1) Ate at the new vegan/ raw food restaurant in town. Food was terrific. The explosive inner turmoil (not of the existential kind) I felt within ten minutes of leaving the restaurant was not terrific. Thankfully I'm not shy about expressing my discomfort to anyone within earshot, so my incessant wailing and complaining for the twenty fours hours it took for the ridiculous amount of fiber to move through my body made things more delightful for me (and my loved ones).

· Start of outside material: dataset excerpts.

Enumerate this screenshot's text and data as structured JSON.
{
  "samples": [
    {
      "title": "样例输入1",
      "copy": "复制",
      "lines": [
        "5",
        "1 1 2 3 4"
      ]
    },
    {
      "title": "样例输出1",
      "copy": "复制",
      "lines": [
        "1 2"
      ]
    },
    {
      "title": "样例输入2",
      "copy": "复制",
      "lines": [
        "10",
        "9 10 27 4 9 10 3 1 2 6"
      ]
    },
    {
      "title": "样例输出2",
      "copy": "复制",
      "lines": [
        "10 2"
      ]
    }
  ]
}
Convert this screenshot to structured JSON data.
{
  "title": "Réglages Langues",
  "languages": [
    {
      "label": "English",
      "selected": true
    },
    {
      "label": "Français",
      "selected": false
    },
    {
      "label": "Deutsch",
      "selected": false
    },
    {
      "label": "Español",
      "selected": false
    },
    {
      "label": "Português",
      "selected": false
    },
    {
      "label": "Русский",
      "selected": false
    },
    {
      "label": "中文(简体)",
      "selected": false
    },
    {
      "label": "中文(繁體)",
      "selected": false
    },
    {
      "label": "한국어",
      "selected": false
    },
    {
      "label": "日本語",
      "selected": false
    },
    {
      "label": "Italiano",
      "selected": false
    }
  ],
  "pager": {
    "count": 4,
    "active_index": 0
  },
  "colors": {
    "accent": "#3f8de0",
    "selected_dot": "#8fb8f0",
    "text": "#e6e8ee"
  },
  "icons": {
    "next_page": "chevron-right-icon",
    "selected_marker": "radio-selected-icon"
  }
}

2) Travelled with the kids to North Carolina to see Kate play in her all star tournament. It was exciting, except for the part where I had some kind of infection and felt like garbage and was coughing like a woman who smokes two packs a day. Not sure I've ever missed Greg so much in my life. The games were some of the best I've seen though. Aside from taking Kate to see the Avett Brothers last February, I'm not sure I've ever been this excited for her.

3) Volunteered at vacation bible school and thoroughly enjoyed it. No, I really did. Someone is reading this and thinking I'm being sarcastic. Even I was shocked when I found myself looking forward to going in to see the kids everyday.

4) Drove Jane to a very lucrative babysitting gig for two weeks in which she made a lot of money. Suddenly found myself jealous of my teenage daughter's financial status.

5) Rode my bike for countless hours and still managed to stay fat, but I am not bitter about this. Not a single bit.

6) Celebrated Jane's sixteenth birthday. Had explosive inner turmoil ( of the existential kind). I do not like the way time is moving forward without asking me what I think. I suddenly find myself almost bursting into tears when I see young moms carrying their babies or walking with their little toddlers. I have become a hideous middle aged cliche. The woman grasping at straws to keep things just as they always were.

7) Recently started going back to daily Mass. Not because I feel like it though. Truthfully, I most often don't feel like it. But I go anyway. And am never sorry when I leave.

8) Cut Maggie's hair because she began talking about her "rat's nest"  as though it were an appendage. It had become part of her and when I cut it off she told us it felt weird without it there. She became convinced that mice lived in her hair during her sleeping hours and when I told her no, that wasn't true, she cried and said it was true, she could feel them sleeping in there and they would leave every morning. Now that the rat's nest is gone I have no idea where the mice are sleeping. And yes, I did comb her hair, but no matter what we did the rat's nest would appear again and again and again. She has a cute bob now and it will stay like that until she is at least ten and can comb her own hair.